A major problem is that there is no obvious leader who can span the myriad schisms and rally Iraqis behind their new country. That's a fundamental difference from what happened in South Africa where Nelson Mandela and his African National Congress were the clear successors to power. There are some who think Mandela's Iraqi counterpart is Ahmad Chalabi, who leads a London-based exile group called, not coincidentally, the Iraqi National Congress, which has received U.S. funding.

But unlike Mandela, Chalabi has not spent his time out of power in prison, but living a comfortable life in exile. In Jordan, he was convicted in absentia on bank fraud charges.

Divide within U.S.

Some praise Chalabi, a mathematician who left Iraq in 1958 to attend the Massachusetts Institute of Technology, as an idealist seeking the best for his country. Others denounce him as an opportunist. Whatever the truth, that division of opinion is emblematic of another division that might plague a peaceful future in Iraq -- between the U.S. Department of Defense and Department of State.

Most of Chalibi's friends in Washington come from the Defense Department and allies who led the ideological push for the Iraqi invasion -- including Deputy Defense Secretary Paul D. Wolfowitz and Defense Department adviser Richard Perle. His detractors come from the State Department and the CIA, though to further complicate the picture, former CIA Director R. James Woolsey is said to be a supporter.
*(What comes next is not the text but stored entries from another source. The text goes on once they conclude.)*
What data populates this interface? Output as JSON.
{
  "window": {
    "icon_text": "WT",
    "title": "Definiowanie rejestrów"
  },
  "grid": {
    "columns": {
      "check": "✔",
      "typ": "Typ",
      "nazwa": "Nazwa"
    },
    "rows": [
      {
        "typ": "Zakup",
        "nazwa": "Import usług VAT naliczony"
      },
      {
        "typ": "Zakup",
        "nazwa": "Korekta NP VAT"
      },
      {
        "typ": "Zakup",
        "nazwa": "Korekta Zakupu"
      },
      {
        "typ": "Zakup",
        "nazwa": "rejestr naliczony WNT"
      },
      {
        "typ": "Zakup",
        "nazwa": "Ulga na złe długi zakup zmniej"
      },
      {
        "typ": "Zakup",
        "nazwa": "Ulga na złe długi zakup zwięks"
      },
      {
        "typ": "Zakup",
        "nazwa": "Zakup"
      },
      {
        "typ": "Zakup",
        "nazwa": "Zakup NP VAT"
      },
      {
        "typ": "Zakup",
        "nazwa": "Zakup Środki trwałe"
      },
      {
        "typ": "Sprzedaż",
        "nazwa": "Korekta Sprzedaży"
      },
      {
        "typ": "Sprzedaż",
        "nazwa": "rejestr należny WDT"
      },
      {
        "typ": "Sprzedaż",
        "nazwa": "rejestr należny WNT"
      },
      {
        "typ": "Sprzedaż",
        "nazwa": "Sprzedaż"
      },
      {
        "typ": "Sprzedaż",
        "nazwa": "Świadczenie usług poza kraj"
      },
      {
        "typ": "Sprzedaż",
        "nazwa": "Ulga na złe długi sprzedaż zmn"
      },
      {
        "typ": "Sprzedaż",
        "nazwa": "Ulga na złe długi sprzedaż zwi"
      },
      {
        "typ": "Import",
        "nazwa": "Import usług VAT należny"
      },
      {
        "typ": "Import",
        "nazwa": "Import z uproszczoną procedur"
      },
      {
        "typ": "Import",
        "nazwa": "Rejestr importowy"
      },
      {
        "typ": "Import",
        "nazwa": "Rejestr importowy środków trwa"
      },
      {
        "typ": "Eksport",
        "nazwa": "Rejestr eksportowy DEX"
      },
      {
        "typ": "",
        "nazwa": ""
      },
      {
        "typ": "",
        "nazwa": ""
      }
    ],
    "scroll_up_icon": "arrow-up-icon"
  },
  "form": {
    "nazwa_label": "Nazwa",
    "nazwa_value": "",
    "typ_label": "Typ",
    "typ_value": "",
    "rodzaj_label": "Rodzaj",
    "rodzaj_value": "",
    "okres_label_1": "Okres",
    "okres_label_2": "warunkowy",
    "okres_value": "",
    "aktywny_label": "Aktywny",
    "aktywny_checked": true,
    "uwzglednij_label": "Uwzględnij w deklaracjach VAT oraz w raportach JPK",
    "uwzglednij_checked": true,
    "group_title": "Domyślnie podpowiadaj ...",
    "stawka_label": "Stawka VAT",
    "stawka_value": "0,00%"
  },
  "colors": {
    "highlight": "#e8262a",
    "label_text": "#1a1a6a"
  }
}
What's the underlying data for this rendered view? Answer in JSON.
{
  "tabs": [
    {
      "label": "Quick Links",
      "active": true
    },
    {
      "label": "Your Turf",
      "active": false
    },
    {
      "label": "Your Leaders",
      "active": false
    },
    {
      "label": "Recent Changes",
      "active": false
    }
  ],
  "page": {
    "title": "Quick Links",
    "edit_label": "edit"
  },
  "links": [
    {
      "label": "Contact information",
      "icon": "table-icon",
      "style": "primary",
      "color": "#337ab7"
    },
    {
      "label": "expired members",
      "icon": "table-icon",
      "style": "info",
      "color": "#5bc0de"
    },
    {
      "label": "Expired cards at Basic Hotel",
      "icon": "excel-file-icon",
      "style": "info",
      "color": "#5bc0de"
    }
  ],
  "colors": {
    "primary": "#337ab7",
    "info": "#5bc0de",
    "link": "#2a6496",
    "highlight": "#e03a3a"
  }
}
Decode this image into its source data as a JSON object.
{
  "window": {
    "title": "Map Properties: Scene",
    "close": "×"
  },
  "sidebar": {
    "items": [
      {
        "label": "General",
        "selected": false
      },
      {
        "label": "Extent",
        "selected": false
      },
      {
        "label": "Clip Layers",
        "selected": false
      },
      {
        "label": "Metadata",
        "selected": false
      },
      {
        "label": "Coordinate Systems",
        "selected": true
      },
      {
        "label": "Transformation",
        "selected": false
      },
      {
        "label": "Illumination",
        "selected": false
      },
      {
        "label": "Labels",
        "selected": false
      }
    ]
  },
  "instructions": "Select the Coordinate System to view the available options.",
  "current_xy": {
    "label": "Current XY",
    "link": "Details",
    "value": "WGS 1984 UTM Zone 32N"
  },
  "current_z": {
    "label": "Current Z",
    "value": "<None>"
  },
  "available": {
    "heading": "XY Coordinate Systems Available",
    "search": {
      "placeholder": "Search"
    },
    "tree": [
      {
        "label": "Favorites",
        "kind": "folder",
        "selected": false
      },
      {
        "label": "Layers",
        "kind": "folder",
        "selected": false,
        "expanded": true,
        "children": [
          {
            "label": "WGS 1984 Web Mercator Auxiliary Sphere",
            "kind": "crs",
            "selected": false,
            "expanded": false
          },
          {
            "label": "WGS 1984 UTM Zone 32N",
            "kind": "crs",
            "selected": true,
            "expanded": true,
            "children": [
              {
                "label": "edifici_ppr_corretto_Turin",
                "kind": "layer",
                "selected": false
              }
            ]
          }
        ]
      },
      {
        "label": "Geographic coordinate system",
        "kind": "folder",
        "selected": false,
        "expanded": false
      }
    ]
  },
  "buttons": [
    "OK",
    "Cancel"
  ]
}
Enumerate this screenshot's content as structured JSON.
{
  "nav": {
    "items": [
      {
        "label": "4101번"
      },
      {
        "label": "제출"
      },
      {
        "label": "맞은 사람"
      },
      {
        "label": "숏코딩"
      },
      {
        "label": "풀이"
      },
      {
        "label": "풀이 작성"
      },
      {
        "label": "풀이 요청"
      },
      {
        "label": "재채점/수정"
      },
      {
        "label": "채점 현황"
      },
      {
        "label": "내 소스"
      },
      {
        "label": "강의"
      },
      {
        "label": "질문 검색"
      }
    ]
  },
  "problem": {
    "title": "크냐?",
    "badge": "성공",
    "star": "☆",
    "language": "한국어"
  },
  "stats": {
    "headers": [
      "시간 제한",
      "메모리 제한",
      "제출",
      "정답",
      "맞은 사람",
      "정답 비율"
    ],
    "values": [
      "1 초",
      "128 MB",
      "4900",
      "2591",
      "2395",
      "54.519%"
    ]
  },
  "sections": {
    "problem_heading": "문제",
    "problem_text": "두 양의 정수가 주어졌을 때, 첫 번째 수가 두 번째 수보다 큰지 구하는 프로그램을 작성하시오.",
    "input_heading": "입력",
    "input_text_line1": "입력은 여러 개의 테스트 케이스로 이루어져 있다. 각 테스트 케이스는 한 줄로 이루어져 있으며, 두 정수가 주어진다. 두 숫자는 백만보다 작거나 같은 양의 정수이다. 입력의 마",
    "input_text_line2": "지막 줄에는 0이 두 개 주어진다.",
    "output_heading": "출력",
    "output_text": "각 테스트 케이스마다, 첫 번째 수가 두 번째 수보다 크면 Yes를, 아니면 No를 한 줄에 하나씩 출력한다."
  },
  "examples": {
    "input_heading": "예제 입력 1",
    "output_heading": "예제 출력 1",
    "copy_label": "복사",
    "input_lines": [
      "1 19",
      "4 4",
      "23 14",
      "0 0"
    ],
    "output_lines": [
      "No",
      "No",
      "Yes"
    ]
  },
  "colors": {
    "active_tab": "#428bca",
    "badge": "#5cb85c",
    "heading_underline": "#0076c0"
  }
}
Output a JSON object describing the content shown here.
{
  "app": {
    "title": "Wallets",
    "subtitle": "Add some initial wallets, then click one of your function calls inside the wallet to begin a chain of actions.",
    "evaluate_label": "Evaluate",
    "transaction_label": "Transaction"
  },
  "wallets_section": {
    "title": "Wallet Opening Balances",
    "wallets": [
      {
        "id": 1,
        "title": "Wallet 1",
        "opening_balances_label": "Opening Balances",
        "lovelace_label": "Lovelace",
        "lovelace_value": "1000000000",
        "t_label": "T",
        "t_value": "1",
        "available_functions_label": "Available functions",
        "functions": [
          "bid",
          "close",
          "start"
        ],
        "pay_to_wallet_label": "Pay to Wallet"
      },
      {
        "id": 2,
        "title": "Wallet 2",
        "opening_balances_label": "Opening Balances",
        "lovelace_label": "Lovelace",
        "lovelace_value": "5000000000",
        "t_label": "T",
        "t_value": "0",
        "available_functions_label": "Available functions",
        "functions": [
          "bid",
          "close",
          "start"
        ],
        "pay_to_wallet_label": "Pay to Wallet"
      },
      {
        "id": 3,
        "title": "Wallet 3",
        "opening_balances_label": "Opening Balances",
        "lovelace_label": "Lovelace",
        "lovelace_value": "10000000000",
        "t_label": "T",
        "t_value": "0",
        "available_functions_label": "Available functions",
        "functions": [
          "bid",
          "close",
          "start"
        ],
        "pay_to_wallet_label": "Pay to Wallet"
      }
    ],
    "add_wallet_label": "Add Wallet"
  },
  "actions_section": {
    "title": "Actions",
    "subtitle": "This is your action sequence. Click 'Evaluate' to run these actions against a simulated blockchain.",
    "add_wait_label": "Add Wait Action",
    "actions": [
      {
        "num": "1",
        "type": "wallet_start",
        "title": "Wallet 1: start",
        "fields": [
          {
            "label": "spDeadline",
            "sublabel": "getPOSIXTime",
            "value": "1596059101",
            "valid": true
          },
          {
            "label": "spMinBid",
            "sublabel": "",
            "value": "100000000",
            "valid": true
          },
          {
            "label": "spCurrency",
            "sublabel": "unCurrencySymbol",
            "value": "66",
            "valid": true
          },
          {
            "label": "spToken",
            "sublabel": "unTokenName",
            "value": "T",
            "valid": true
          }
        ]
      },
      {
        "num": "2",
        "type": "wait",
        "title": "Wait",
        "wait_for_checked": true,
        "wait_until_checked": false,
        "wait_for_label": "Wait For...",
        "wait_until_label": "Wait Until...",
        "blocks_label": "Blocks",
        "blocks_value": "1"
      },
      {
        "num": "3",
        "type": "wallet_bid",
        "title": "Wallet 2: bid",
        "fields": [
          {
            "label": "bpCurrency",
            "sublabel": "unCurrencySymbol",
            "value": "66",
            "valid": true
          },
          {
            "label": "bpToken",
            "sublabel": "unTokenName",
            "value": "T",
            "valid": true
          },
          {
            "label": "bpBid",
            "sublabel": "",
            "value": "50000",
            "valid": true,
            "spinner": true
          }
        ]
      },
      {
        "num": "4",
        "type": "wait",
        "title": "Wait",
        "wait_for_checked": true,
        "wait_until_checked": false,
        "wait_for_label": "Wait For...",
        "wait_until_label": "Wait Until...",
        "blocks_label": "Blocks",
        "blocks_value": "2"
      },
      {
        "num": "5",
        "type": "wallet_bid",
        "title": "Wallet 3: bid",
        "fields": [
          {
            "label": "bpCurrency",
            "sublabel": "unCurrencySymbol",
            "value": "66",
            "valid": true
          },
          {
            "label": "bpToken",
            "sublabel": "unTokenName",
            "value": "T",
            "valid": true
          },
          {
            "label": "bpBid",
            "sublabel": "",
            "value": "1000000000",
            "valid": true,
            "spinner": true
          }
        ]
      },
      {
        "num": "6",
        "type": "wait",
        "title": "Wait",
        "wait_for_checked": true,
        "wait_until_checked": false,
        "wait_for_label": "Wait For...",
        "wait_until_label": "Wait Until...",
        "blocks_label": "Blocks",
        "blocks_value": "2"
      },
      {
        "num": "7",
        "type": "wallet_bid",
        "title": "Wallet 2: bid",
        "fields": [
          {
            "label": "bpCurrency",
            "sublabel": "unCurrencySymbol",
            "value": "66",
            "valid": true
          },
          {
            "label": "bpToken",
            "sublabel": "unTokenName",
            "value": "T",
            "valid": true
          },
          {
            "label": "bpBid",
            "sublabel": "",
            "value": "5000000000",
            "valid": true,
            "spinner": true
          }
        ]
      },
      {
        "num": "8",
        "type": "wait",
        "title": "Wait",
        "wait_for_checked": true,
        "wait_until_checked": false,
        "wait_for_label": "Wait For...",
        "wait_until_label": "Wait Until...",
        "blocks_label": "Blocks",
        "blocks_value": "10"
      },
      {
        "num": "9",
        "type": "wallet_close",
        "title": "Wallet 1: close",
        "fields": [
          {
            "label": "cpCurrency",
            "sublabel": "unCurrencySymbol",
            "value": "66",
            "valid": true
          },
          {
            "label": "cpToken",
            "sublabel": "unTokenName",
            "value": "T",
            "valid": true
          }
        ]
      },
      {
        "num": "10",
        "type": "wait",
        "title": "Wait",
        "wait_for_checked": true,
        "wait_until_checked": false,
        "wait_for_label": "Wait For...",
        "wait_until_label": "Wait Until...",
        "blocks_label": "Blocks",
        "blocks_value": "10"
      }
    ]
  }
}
When Chalabi, accompanied by a small army of exiled Iraqis, was flown into Iraq by the U.S. military last week, some thought it was an attempt by those friends to put him in place for a leadership role.

"I think Chalabi's arrival was a coup d'etat against the State Department," says Cantori.

Chalibi's supporters say that as a Shiite he has credibility with that majority population group. But Hazbun says that, unlike most Shiites, Chalibi's family was well-off.